Konzertlesung mit Judy Bailey und Patrick Depuhl –

ein intensiver Abend

Am Freitag, dem 14. Februar kam die Marriage Week 2025 in unserer Gemeinde zu einem besonderen Abschluss. Als ich die Ankündigung las, war ich zunächst leicht irritiert. Eine Konzertlesung, was soll das sein? Ich kenne Konzerte, ich kenne Lesungen, aber beides in einem? Hinzu kommt, dass ich mit Judy Bailey als Musikerin und Songwriterin vertraut bin, das Werk ihres Ehemannes Patrick jedoch überhaupt nicht kannte.

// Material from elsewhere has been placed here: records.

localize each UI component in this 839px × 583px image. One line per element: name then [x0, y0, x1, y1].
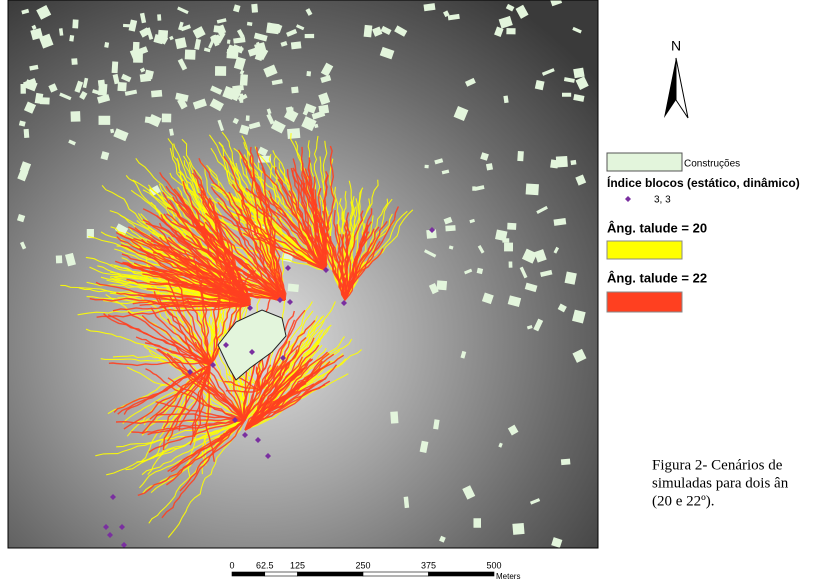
- scale-segment: [265, 572, 298, 576]
- building: [288, 284, 299, 293]
- caption-line: simuladas para dois ân: [652, 475, 789, 491]
- building: [123, 24, 131, 27]
- building: [507, 223, 516, 230]
- legend: Construções Índice blocos (estático, din…: [607, 153, 800, 312]
- building: [140, 73, 151, 82]
- building: [175, 37, 187, 49]
- page: N Construções Índice blocos (estático, d…: [0, 0, 839, 583]
- scale-tick-label: 0: [229, 560, 234, 570]
- building: [504, 243, 513, 252]
- building: [573, 68, 584, 79]
- building: [570, 160, 576, 165]
- scale-unit: Meters: [496, 572, 520, 581]
- building: [291, 87, 299, 94]
- building: [288, 107, 293, 115]
- building: [561, 459, 571, 466]
- legend-slope22-swatch: [607, 292, 682, 312]
- building: [40, 97, 50, 104]
- caption: Figura 2- Cenários de simuladas para doi…: [652, 457, 789, 509]
- scale-tick-label: 250: [355, 560, 370, 570]
- scale-segment: [232, 572, 265, 576]
- building: [562, 93, 571, 97]
- building: [112, 61, 119, 73]
- north-label: N: [671, 38, 681, 54]
- building: [185, 50, 196, 60]
- scale-tick-label: 500: [486, 560, 501, 570]
- scale-segment: [298, 572, 364, 576]
- scale-segment: [363, 572, 429, 576]
- caption-line: (20 e 22º).: [652, 493, 715, 509]
- scale-segment: [429, 572, 495, 576]
- terrain: [8, 0, 598, 548]
- building: [157, 14, 161, 21]
- building: [99, 116, 111, 125]
- building: [246, 115, 250, 121]
- building: [512, 523, 524, 535]
- legend-buildings-swatch: [607, 153, 682, 171]
- building: [287, 128, 300, 139]
- scale-bar: 0 62.5 125 250 375 500 Meters: [229, 560, 520, 581]
- building: [509, 261, 513, 267]
- north-arrow-left: [664, 58, 676, 118]
- legend-block-title: Índice blocos (estático, dinâmico): [607, 175, 800, 190]
- legend-point-symbol: [625, 196, 631, 202]
- caption-line: Figura 2- Cenários de: [652, 457, 783, 473]
- building: [117, 82, 126, 91]
- building: [98, 84, 107, 96]
- legend-slope20: Âng. talude = 20: [607, 220, 707, 235]
- building: [247, 22, 253, 26]
- building: [502, 238, 509, 242]
- building: [24, 129, 30, 138]
- building: [506, 28, 515, 34]
- building: [69, 35, 74, 42]
- building: [213, 25, 222, 33]
- building: [556, 156, 568, 168]
- building: [71, 111, 81, 122]
- scale-tick-label: 125: [290, 560, 305, 570]
- building: [291, 41, 302, 49]
- north-arrow: N: [664, 38, 688, 118]
- building: [240, 74, 248, 85]
- north-arrow-right: [676, 58, 688, 118]
- legend-slope20-swatch: [607, 241, 682, 259]
- building: [215, 66, 226, 76]
- scale-tick-label: 375: [421, 560, 436, 570]
- building: [133, 42, 140, 54]
- building: [151, 90, 162, 97]
- building: [72, 19, 78, 28]
- legend-slope22: Âng. talude = 22: [607, 270, 707, 285]
- building: [305, 34, 314, 38]
- building: [56, 255, 62, 263]
- building: [162, 114, 172, 123]
- legend-buildings: Construções: [684, 159, 740, 170]
- scale-tick-label: 62.5: [256, 560, 274, 570]
- building: [104, 42, 109, 48]
- building: [306, 71, 311, 76]
- building: [71, 58, 77, 65]
- building: [517, 151, 524, 161]
- building: [251, 4, 258, 13]
- legend-block-item: 3, 3: [654, 195, 671, 206]
- building: [227, 40, 231, 44]
- building: [445, 225, 455, 231]
- building: [390, 411, 398, 423]
- building: [486, 163, 493, 170]
- building: [424, 165, 428, 169]
- building: [473, 518, 481, 528]
- building: [364, 25, 373, 38]
- building: [437, 280, 448, 290]
- map: [8, 0, 598, 548]
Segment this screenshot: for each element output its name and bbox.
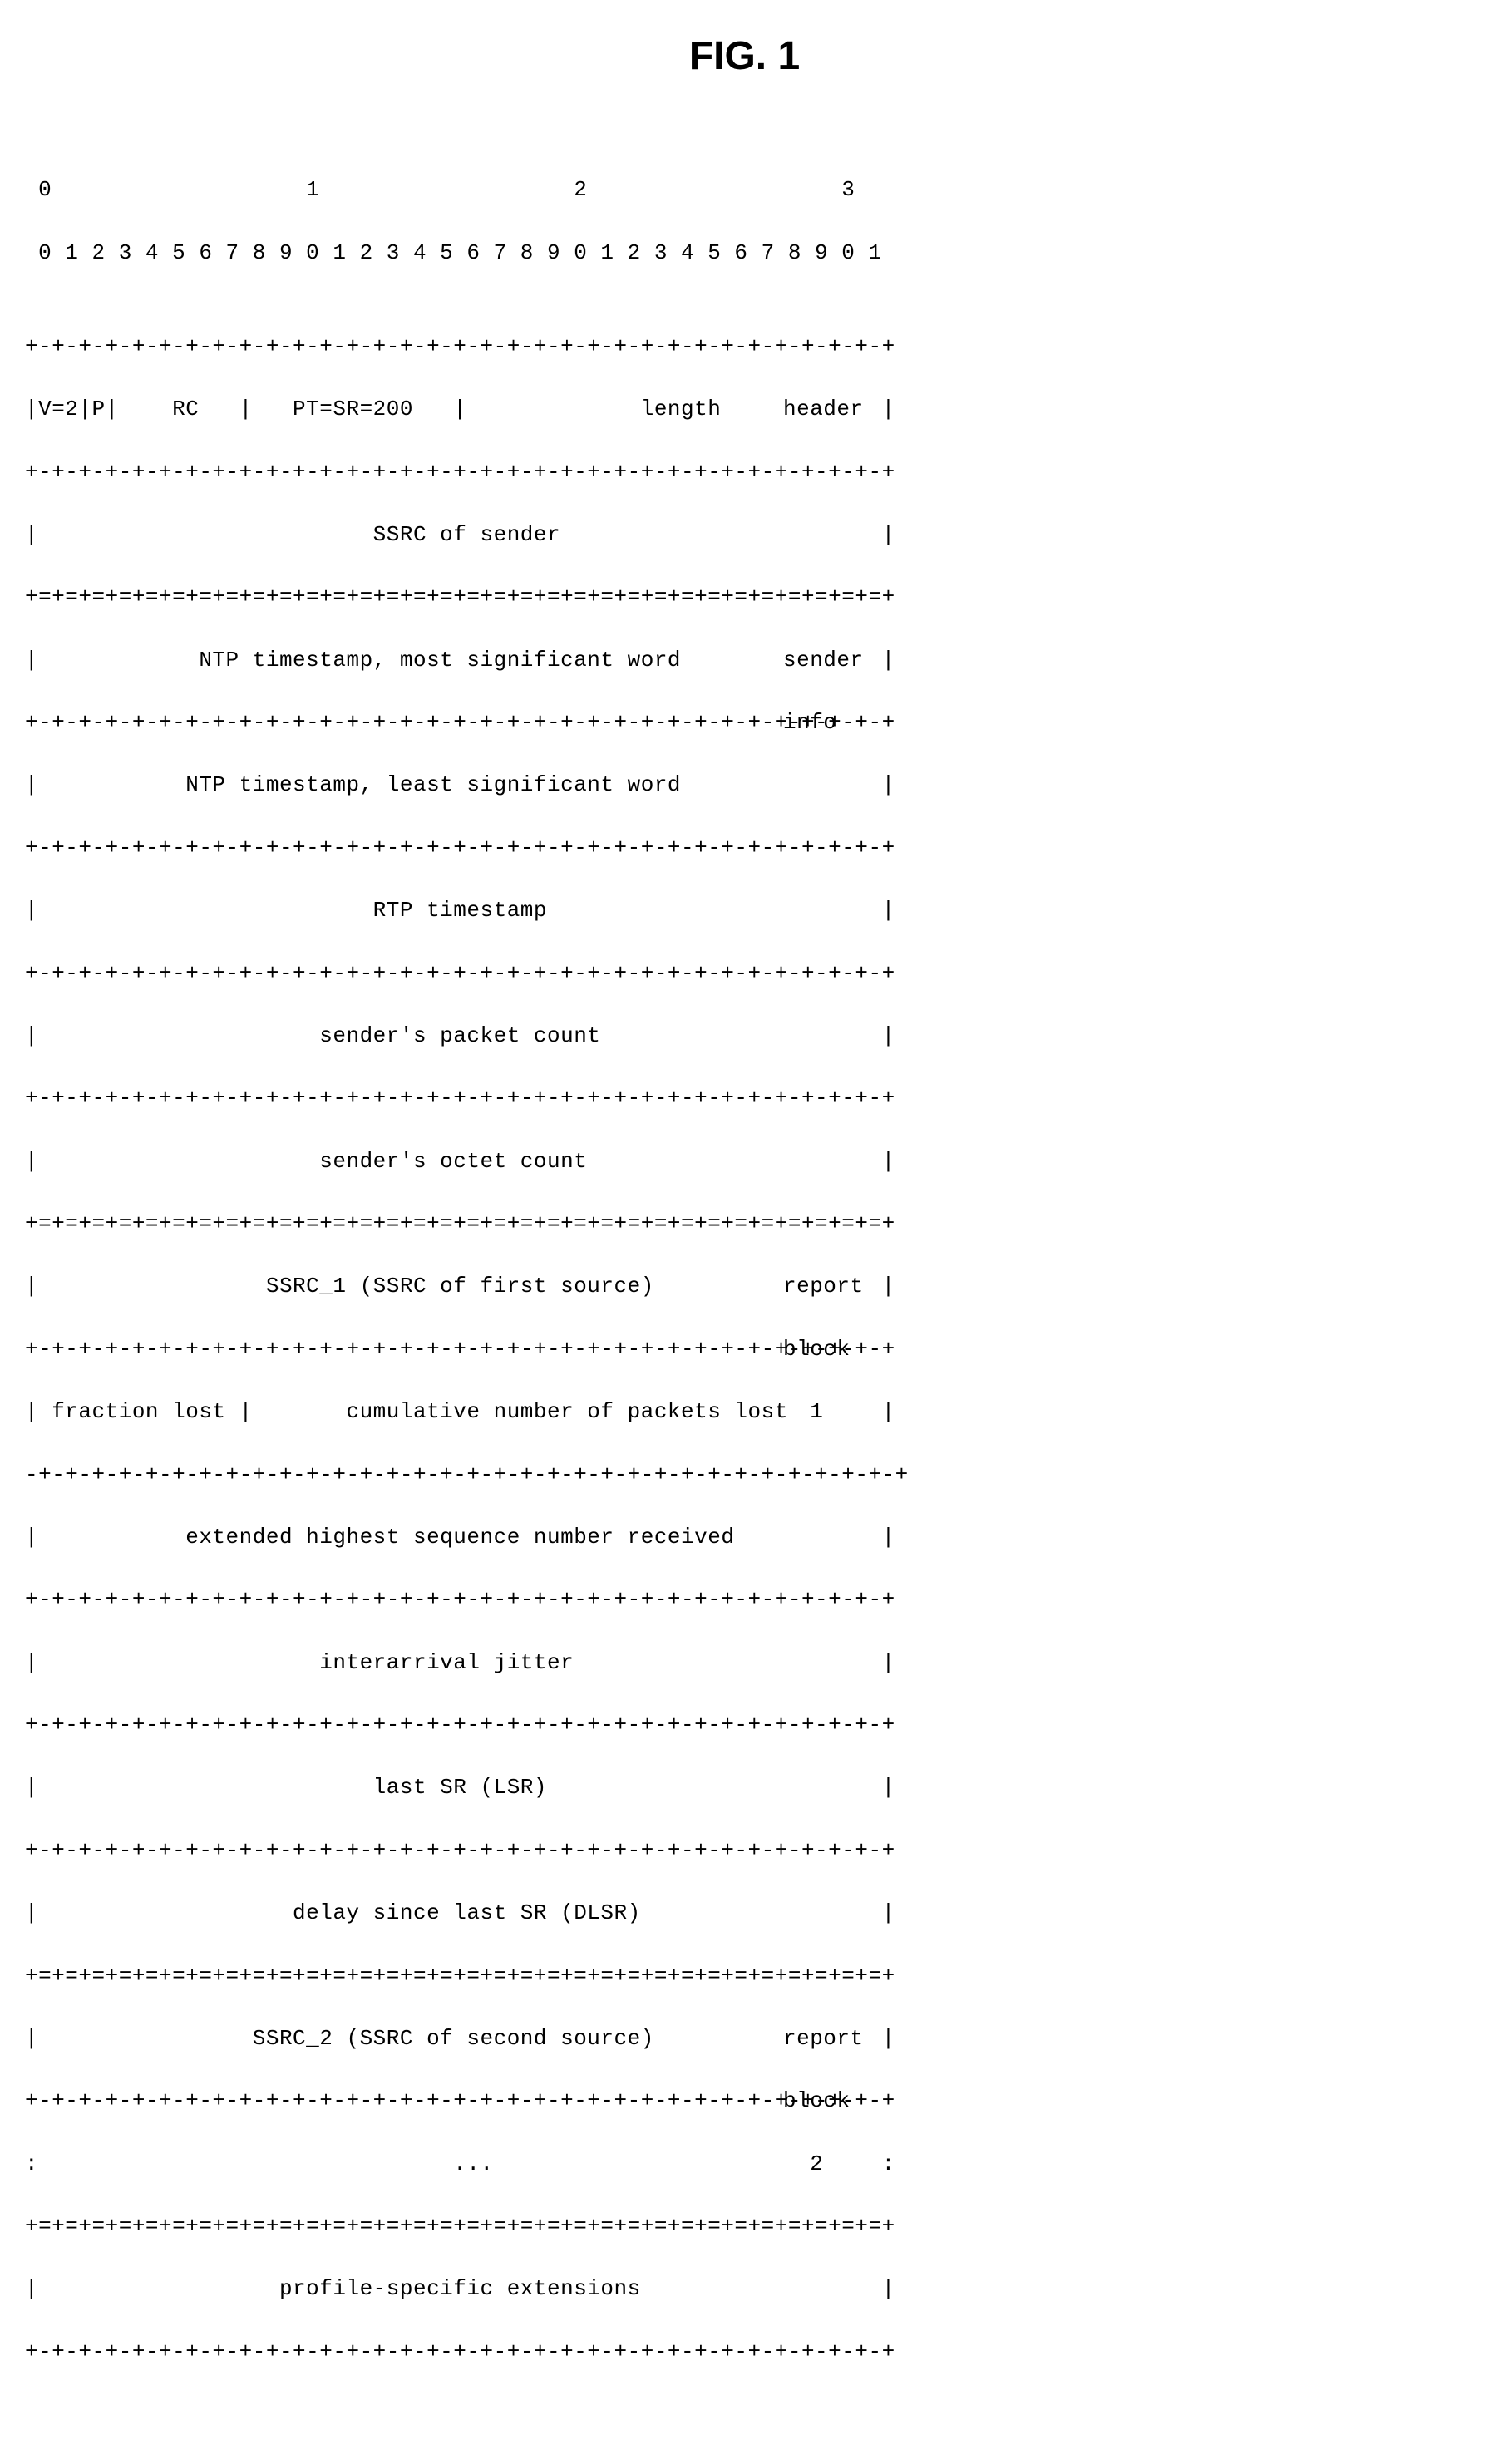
sep-light: +-+-+-+-+-+-+-+-+-+-+-+-+-+-+-+-+-+-+-+-… [25, 1334, 773, 1366]
row-lsr: | last SR (LSR) | [25, 1772, 773, 1804]
sep-light: +-+-+-+-+-+-+-+-+-+-+-+-+-+-+-+-+-+-+-+-… [25, 332, 773, 363]
sep-light: +-+-+-+-+-+-+-+-+-+-+-+-+-+-+-+-+-+-+-+-… [25, 2086, 773, 2117]
sep-heavy: +=+=+=+=+=+=+=+=+=+=+=+=+=+=+=+=+=+=+=+=… [25, 1209, 773, 1240]
row-ssrc-sender: | SSRC of sender | [25, 520, 773, 551]
row-jitter: | interarrival jitter | [25, 1648, 773, 1679]
sep-light: +-+-+-+-+-+-+-+-+-+-+-+-+-+-+-+-+-+-+-+-… [25, 833, 773, 865]
label-report1: report [773, 1271, 916, 1303]
row-profile-ext: | profile-specific extensions | [25, 2274, 773, 2305]
label-info: info [773, 707, 916, 739]
sep-heavy: +=+=+=+=+=+=+=+=+=+=+=+=+=+=+=+=+=+=+=+=… [25, 2211, 773, 2243]
sep-light: +-+-+-+-+-+-+-+-+-+-+-+-+-+-+-+-+-+-+-+-… [25, 1836, 773, 1867]
row-ntp-lsw: | NTP timestamp, least significant word … [25, 770, 773, 801]
label-two: 2 [773, 2149, 916, 2181]
sep-light: +-+-+-+-+-+-+-+-+-+-+-+-+-+-+-+-+-+-+-+-… [25, 1083, 773, 1115]
sep-light-nolead: -+-+-+-+-+-+-+-+-+-+-+-+-+-+-+-+-+-+-+-+… [25, 1460, 773, 1491]
bit-scale-bottom: 0 1 2 3 4 5 6 7 8 9 0 1 2 3 4 5 6 7 8 9 … [25, 238, 773, 269]
bit-scale-top: 0 1 2 3 [25, 175, 773, 206]
row-rtp-ts: | RTP timestamp | [25, 895, 773, 927]
sep-heavy: +=+=+=+=+=+=+=+=+=+=+=+=+=+=+=+=+=+=+=+=… [25, 582, 773, 614]
sep-light: +-+-+-+-+-+-+-+-+-+-+-+-+-+-+-+-+-+-+-+-… [25, 1584, 773, 1616]
row-octet-count: | sender's octet count | [25, 1146, 773, 1178]
row-ellipsis: : ... : [25, 2149, 773, 2181]
label-sender: sender [773, 645, 916, 677]
row-ext-seq: | extended highest sequence number recei… [25, 1522, 773, 1554]
sep-light: +-+-+-+-+-+-+-+-+-+-+-+-+-+-+-+-+-+-+-+-… [25, 958, 773, 990]
row-pkt-count: | sender's packet count | [25, 1021, 773, 1052]
row-fraction-lost: | fraction lost | cumulative number of p… [25, 1397, 773, 1428]
row-ntp-msw: | NTP timestamp, most significant word | [25, 645, 773, 677]
row-dlsr: | delay since last SR (DLSR) | [25, 1898, 773, 1929]
sep-light: +-+-+-+-+-+-+-+-+-+-+-+-+-+-+-+-+-+-+-+-… [25, 2337, 773, 2368]
sep-heavy: +=+=+=+=+=+=+=+=+=+=+=+=+=+=+=+=+=+=+=+=… [25, 1961, 773, 1993]
row-ssrc1: | SSRC_1 (SSRC of first source) | [25, 1271, 773, 1303]
label-one: 1 [773, 1397, 916, 1428]
label-report2: report [773, 2023, 916, 2055]
row-ssrc2: | SSRC_2 (SSRC of second source) | [25, 2023, 773, 2055]
sep-light: +-+-+-+-+-+-+-+-+-+-+-+-+-+-+-+-+-+-+-+-… [25, 457, 773, 489]
label-header: header [773, 394, 916, 426]
row-header: |V=2|P| RC | PT=SR=200 | length | [25, 394, 773, 426]
figure-title: FIG. 1 [25, 33, 1464, 79]
sep-light: +-+-+-+-+-+-+-+-+-+-+-+-+-+-+-+-+-+-+-+-… [25, 1710, 773, 1742]
sep-light: +-+-+-+-+-+-+-+-+-+-+-+-+-+-+-+-+-+-+-+-… [25, 707, 773, 739]
label-block1: block [773, 1334, 916, 1366]
label-block2: block [773, 2086, 916, 2117]
packet-diagram: 0 1 2 3 0 1 2 3 4 5 6 7 8 9 0 1 2 3 4 5 … [25, 112, 1464, 2431]
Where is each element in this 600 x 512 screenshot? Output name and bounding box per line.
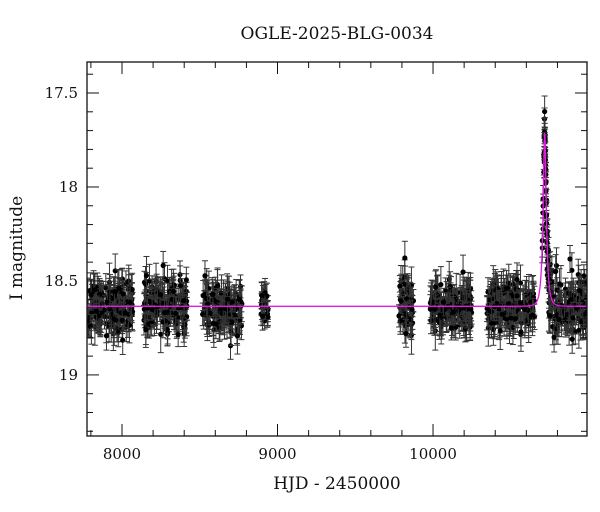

Die besondere Kombination dieses kreativen Paares versprach nach ein wenig Recherche einiges: Eine Sängerin, Komponistin und Gitarristin, geboren in England, aufgewachsen auf der Insel Barbados (eine kleine Insel von lediglich 430 Quadratmetern in der Karibik, nordöstlich von Venezuela), die einen deutschen Mann geheiratet hat und mit ihm am Niederrhein lebt – eine ungewöhnliche Geschichte, die in meinem Kopf die Exotik des tropischen Atlantik mit vergangenem Piratenflair und die vermeintlich langweilige, westdeutsche Tiefebene verbindet.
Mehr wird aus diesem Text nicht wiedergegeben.